Tom Waring, the Wire
State Rep. Steve Santarsiero announced a plan that would set Pennsylvania on course for a 50-percent reduction in greenhouse gas emissions by 2030.
Santarsiero said that his legislation (House Bill 2030) would put Pennsylvania in the lead of states addressing the goals of the United Nations COP21 agreement in Paris.
House Bill 2030 would require the Pennsylvania Department of Environmental Protection to establish a plan for reducing the state’s greenhouse gas emissions across all sectors, and it would implement strong enforcement mechanisms, including incentives for participation. The federal Environmental Protection Agency’s Clean Power Plan, which would require Pennsylvania to reduce greenhouse gas emissions by 32 percent by 2030 from power plants alone, could serve as the foundation for the state plan.
“Climate change continues to be a major threat to humanity, and much of the world is taking serious notice,” Santarsiero said.
The 195 nations responsible for 97.5 percent of the world’s greenhouse gas pledged to prevent global temperatures from rising 2 degrees Celsius and, if possible, 1.5 degrees Celsius above preindustrial era levels in Paris last year. The move is necessary to avoid catastrophic damage, according to research from the Intergovernmental Panel on Climate Change.
“House Bill 2030 will put Pennsylvania on a course to lead the nation on reversing the damage being done to our environment while also establishing more incentives to invest in renewable energy jobs,” Santarsiero said, adding that Pennsylvania until very recently was the at the top of the list of carbon producers. “We can’t allow partisan politics to break our resolve – now is the time to act.
“Our health, our economy and our future are threatened by climate change and our next generations will judge our resolve and our leadership today.”
Santarsiero’s proposal wants the 50-percent reduction to be calculated compared with 2005 levels (consistent with EPA’s Climate Change Plan) and amend Act 70 of 2008, the Pennsylvania Climate Change Act. Similar plans have been enacted in California and New York, which require a 40-percent reduction in greenhouse gas emissions by 2030 compared with 1990 levels, and Vermont, which requires 50-percent reductions by 2028 compared with 1990 levels.
Santarsiero’s plan would amend existing law to require a plan that would establish benchmarks for greenhouse gas reductions. The legislation calls for a collaborative effort among DEP and other agencies to embrace actions recommended by the Climate Change Advisory Committee. The bill also would “grant those agencies teeth” to reduce emissions not only from power plants, but from agriculture, municipalities, businesses and residences, he said. The plan would leverage incentives to reduce emissions.

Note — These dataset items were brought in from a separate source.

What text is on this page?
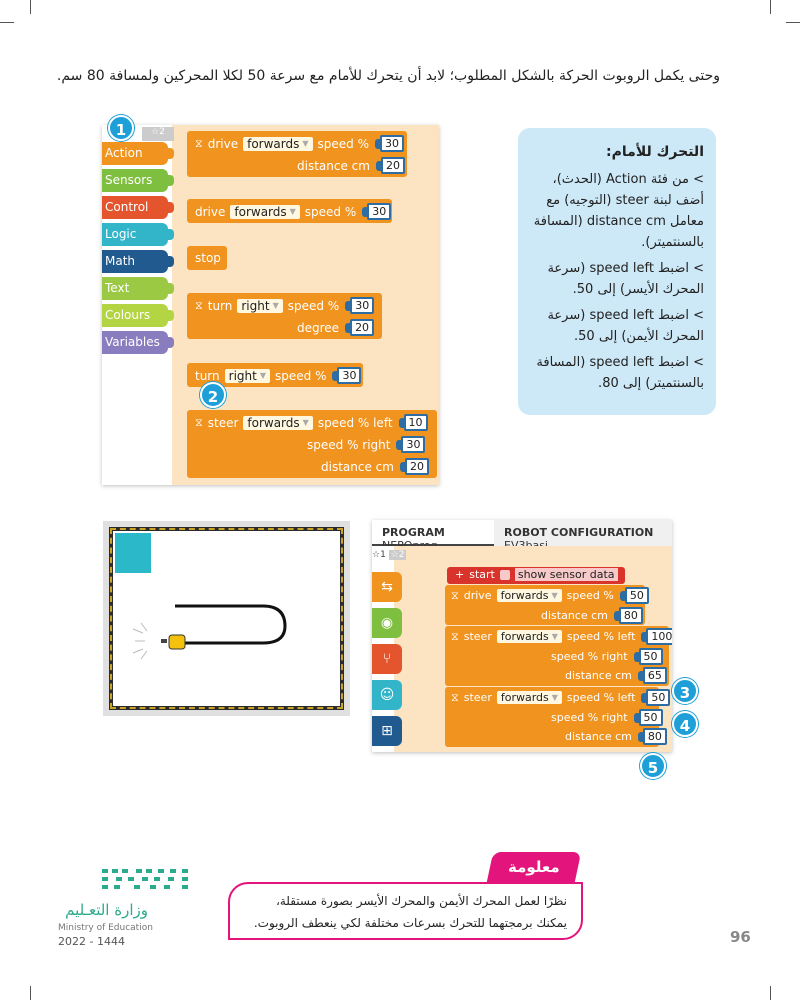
وحتى يكمل الروبوت الحركة بالشكل المطلوب؛ لابد أن يتحرك للأمام مع سرعة 50 لكلا المحركين ولمسافة 80 سم.

☆2
Action
Sensors
Control
Logic
Math
Text
Colours
Variables
⧖ drive forwards ▼ speed %	30
distance cm	20
drive forwards ▼ speed %	30
stop
⧖ turn right ▼ speed %	30
degree	20
turn right ▼ speed %	30
⧖ steer forwards ▼ speed % left	10
speed % right	30
distance cm	20
1
2
التحرك للأمام:

> من فئة Action (الحدث)، أضف لبنة steer (التوجيه) مع معامل distance cm (المسافة بالسنتميتر).

> اضبط speed left (سرعة المحرك الأيسر) إلى 50.

> اضبط speed left (سرعة المحرك الأيمن) إلى 50.

> اضبط speed left (المسافة بالسنتميتر) إلى 80.

PROGRAM	ROBOT CONFIGURATION
☆1 ☆2
⇆
◉
⑂
☺
⊞
+ start show sensor data
⧖ drive forwards ▼ speed %	50
distance cm	80
⧖ steer forwards ▼ speed % left	100
speed % right	50
distance cm	65
⧖ steer forwards ▼ speed % left	50
speed % right	50
distance cm	80
3
4
5
معلومة
نظرًا لعمل المحرك الأيمن والمحرك الأيسر بصورة مستقلة، يمكنك برمجتهما للتحرك بسرعات مختلفة لكي ينعطف الروبوت.
وزارة التعـليم
Ministry of Education
2022 - 1444	96
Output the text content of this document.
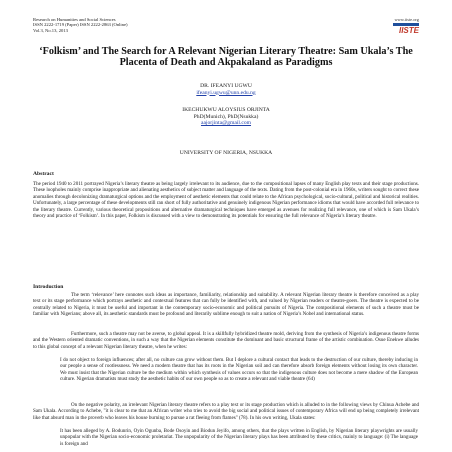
Research on Humanities and Social Sciences
ISSN 2222-1719 (Paper) ISSN 2222-2863 (Online)
Vol.3, No.13, 2013
www.iiste.org
IISTE
‘Folkism’ and The Search for A Relevant Nigerian Literary Theatre: Sam Ukala’s The Placenta of Death and Akpakaland as Paradigms
DR. IFEANYI UGWU
ifeanyi.ugwu@unn.edu.ng
IKECHUKWU ALOYSIUS ORJINTA
PhD(Munich), PhD(Nsukka)
aajorjinta@gmail.com
UNIVERSITY OF NIGERIA, NSUKKA
Abstract
The period 1940 to 2011 portrayed Nigeria’s literary theatre as being largely irrelevant to its audience, due to the compositional lapses of many English play texts and their stage productions. These loopholes mainly comprise inappropriate and alienating aesthetics of subject matter and language of the texts. Dating from the post-colonial era in 1960s, writers sought to correct these anomalies through decolonizing dramaturgical options and the employment of aesthetic elements that could relate to the African psychological, socio-cultural, political and historical realities. Unfortunately, a large percentage of these developments still ran short of fully authoritative and genuinely indigenous Nigerian performance idioms that would have accorded full relevance to the literary theatre. Currently, various theoretical propositions and alternative dramaturgical techniques have emerged as avenues for realizing full relevance, one of which is Sam Ukala’s theory and practice of ‘Folkism’. In this paper, Folkism is discussed with a view to demonstrating its potentials for ensuring the full relevance of Nigeria’s literary theatre.
Introduction
The term ‘relevance’ here connotes such ideas as importance, familiarity, relationship and suitability. A relevant Nigerian literary theatre is therefore conceived as a play text or its stage performance which portrays aesthetic and contextual features that can fully be identified with, and valued by Nigerian readers or theatre-goers. The theatre is expected to be centrally related to Nigeria, it must be useful and important in the contemporary socio-economic and political pursuits of Nigeria. The compositional elements of such a theatre must be familiar with Nigerians; above all, its aesthetic standards must be profound and literarily sublime enough to suit a nation of Nigeria’s Nobel and international status.
Furthermore, such a theatre may not be averse, to global appeal. It is a skillfully hybridized theatre mold, deriving from the synthesis of Nigeria’s indigenous theatre forms and the Western oriented dramatic conventions, in such a way that the Nigerian elements constitute the dominant and basic structural frame of the artistic combination. Osue Enekwe alludes to this global concept of a relevant Nigerian literary theatre, when he writes:
I do not object to foreign influences; after all, no culture can grow without them. But I deplore a cultural contact that leads to the destruction of our culture, thereby inducing in our people a sense of rootlessness. We need a modern theatre that has its roots in the Nigerian soil and can therefore absorb foreign elements without losing its own character. We must insist that the Nigerian culture be the medium within which synthesis of values occurs so that the indigenous culture does not become a mere shadow of the European culture. Nigerian dramatists must study the aesthetic habits of our own people so as to create a relevant and viable theatre (64)
On the negative polarity, an irrelevant Nigerian literary theatre refers to a play text or its stage production which is alluded to in the following views by Chinua Achebe and Sam Ukala. According to Achebe, "it is clear to me that an African writer who tries to avoid the big social and political issues of contemporary Africa will end up being completely irrelevant like that absurd man in the proverb who leaves his house burning to pursue a rat fleeing from flames" (78). In his own writing, Ukala states:
It has been alleged by A. Bodunrin, Oyin Ogunba, Bode Osoyin and Biodun Jeyifo, among others, that the plays written in English, by Nigerian literary playwrights are usually unpopular with the Nigerian socio-economic proletariat. The unpopularity of the Nigerian literary plays has been attributed by these critics, mainly to language: (i) The language is foreign and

“Many believe in a false choice between protecting our planet and growing our economy,” Santarsiero said. “We can leave our children cleaner air and water and offer good-paying jobs in a growing new energy sector while saving taxpayers money. If we work together, we can turn the battle against climate change into a win-win for our Pennsylvania.”

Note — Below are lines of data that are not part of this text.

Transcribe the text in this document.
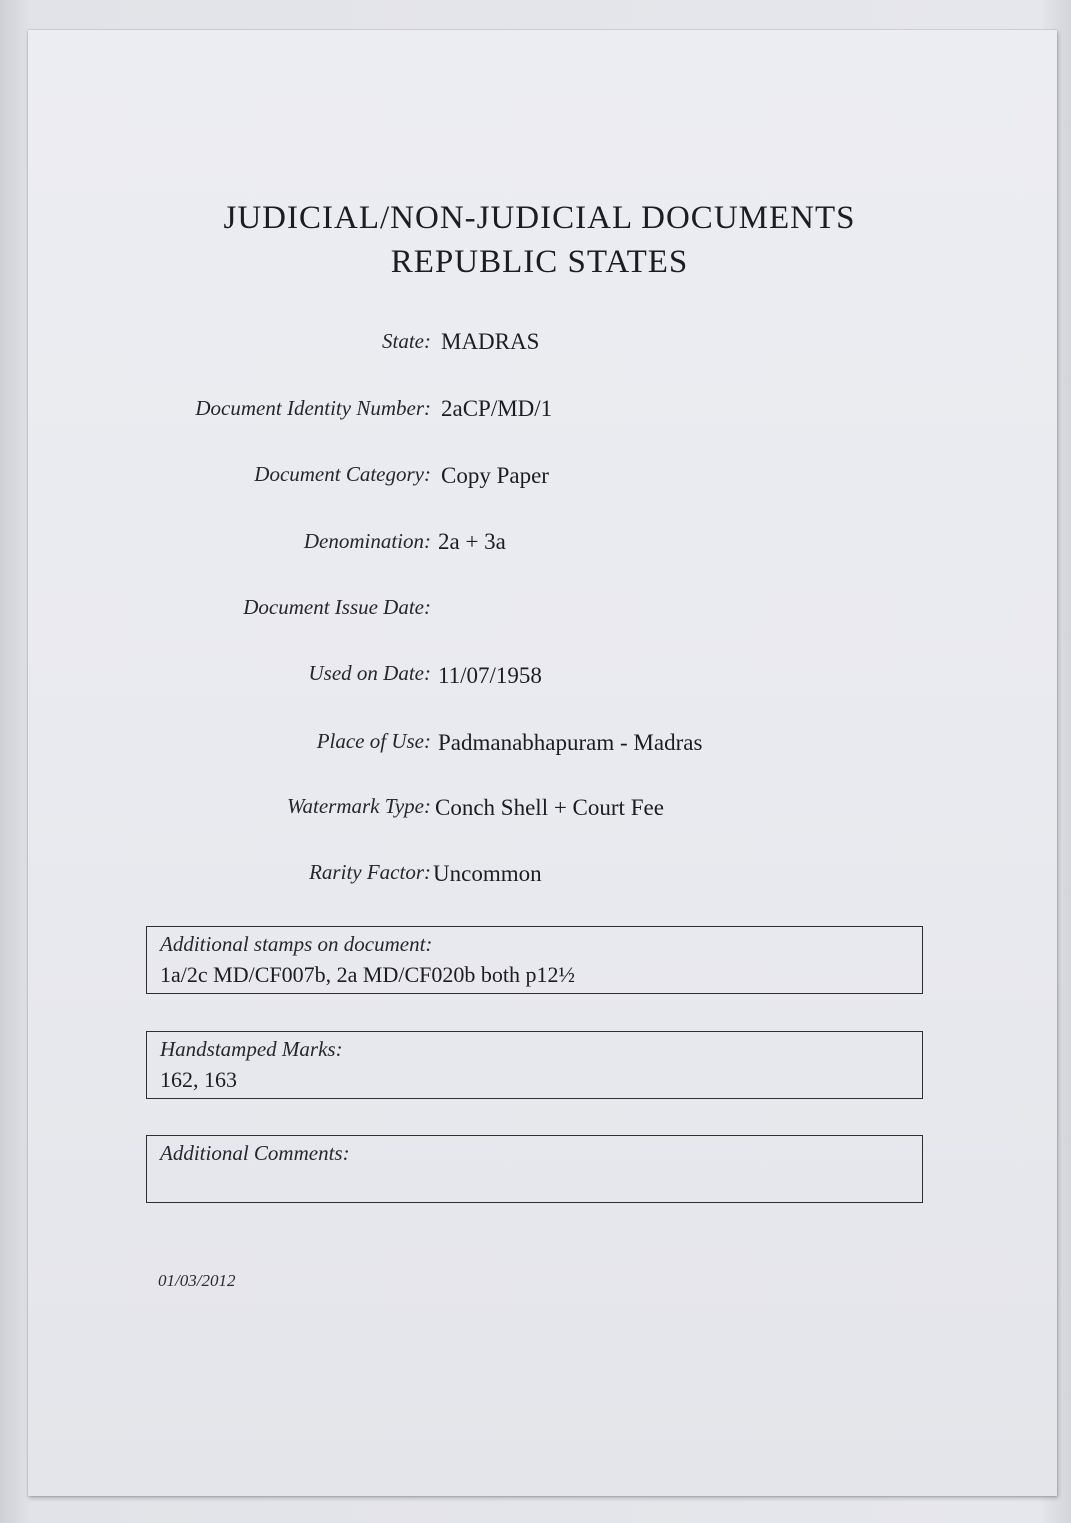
JUDICIAL/NON-JUDICIAL DOCUMENTS
REPUBLIC STATES
State: MADRAS
Document Identity Number: 2aCP/MD/1
Document Category: Copy Paper
Denomination: 2a + 3a
Document Issue Date:
Used on Date: 11/07/1958
Place of Use: Padmanabhapuram - Madras
Watermark Type: Conch Shell + Court Fee
Rarity Factor: Uncommon
Additional stamps on document:
1a/2c MD/CF007b, 2a MD/CF020b both p12½
Handstamped Marks:
162, 163
Additional Comments:
01/03/2012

A report last year, prepared for Pennsylvania DEP at the direction of the General Assembly, found that Pennsylvania has warmed 1.8°F in the past 110 years, and the warming will increase at an accelerated rate. By 2050, Pennsylvania will be 5.4°F warmer than it was in the year 2000. By 2050, Philadelphia’s climate will be similar to current-day Richmond, Virginia., with Pittsburgh’s climate similar to current-day Washington, D.C., or Baltimore.